First, the core message of this film is redeeming: Never give up hope. We know from scripture and from experience that many circumstances that seem hopeless today are the very things that empower us to succeed later on. There are many levels of opportunity for family discussion about the value of hope and looking to the future with anticipation of the great adventure God has planned for us.

Second, the story suggests that Chuck's near death and isolated struggle leads him to an epiphany of what is truly important. Unfortunately, the movie doesn't reveal what those important things are. Did he immediately go and reconcile himself with his family, friends or even enemies? Did he become a philanthropist working in a Dominican Republic orphanage? No, rather he goes on an existential search for self that remains ambiguous within the context of the film. It does, however, offer families an opportunity to discuss what they might have done in his place ("Chuck got a second chance, what does he do with it?").
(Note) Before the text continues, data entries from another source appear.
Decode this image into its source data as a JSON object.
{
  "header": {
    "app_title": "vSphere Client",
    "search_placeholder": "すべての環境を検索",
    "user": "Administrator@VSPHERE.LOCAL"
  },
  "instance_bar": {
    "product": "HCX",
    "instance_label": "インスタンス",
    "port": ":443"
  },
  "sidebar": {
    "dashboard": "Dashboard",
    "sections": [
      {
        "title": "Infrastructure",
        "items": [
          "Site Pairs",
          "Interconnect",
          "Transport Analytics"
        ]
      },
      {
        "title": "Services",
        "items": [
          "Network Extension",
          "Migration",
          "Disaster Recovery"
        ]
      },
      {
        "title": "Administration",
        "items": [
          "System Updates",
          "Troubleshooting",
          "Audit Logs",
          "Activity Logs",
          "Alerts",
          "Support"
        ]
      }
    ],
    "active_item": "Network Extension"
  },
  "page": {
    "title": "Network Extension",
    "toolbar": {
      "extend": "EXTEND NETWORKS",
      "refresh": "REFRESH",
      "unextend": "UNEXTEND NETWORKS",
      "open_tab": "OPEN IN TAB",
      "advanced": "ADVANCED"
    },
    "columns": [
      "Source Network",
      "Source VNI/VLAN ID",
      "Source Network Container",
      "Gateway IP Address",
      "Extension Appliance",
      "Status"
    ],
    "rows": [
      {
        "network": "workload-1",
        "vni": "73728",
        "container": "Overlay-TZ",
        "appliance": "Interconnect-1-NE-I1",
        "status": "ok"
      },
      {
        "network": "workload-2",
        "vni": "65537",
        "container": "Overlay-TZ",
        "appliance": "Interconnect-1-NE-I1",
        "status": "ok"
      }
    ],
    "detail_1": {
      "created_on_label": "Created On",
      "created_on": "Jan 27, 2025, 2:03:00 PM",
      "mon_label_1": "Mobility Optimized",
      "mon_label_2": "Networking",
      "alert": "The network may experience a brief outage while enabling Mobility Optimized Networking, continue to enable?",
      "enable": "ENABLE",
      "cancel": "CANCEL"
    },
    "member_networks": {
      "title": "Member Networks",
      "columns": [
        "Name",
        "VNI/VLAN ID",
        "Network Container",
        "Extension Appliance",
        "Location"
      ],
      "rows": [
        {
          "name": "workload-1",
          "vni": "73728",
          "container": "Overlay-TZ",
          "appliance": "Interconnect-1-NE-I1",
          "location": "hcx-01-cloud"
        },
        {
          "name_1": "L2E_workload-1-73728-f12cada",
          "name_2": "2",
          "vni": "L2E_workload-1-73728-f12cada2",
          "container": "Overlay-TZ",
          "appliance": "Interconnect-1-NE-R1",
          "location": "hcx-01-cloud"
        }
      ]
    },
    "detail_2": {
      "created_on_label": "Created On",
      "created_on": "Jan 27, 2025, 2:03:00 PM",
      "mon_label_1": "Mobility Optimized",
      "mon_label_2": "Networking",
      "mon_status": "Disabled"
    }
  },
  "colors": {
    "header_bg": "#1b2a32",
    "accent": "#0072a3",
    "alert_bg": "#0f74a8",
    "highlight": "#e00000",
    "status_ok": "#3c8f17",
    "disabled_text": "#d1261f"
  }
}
Finally, although the movie does not acknowledge God's hand in our lives, we know that "fate" is in fact ordained of God. If you believe God exists and cares about us, the struggles of loneliness, heartbreak, desperation, isolation and despair serve a purpose.

Here are some questions to consider should you choose to see Cast Away with your teens. [SPOILER WARNING: These discussion points necessitate revealing key plot twists in this story.] What was the nature of Chuck and Kelly's relationship during the first part of the story? How does that compare to the biblical principle of love and marriage? What was preventing them from making a lifetime marital commitment to one another? What does that suggest about the nature of transient relationships and divorce? What were Chuck's personal priorities before being a castaway? How did those priorities change? Chuck and Kelly finally meet after his return; they express their love for one another, but go their separate ways. Did they make the right decision? How might that relate to your future relationships? What does the scene at the Texas crossroads suggest about Chuck's future? Is it possible that "fate" was steering him clear of marriage to Kelly? Might similar intervention be happening in your life? How do/will you know? Chuck would have never chosen to take on his ordeal, yet the resulting changes in his character suggest that it was perhaps the best thing that could have happened to him. Does that concept relate to your personal life in any way?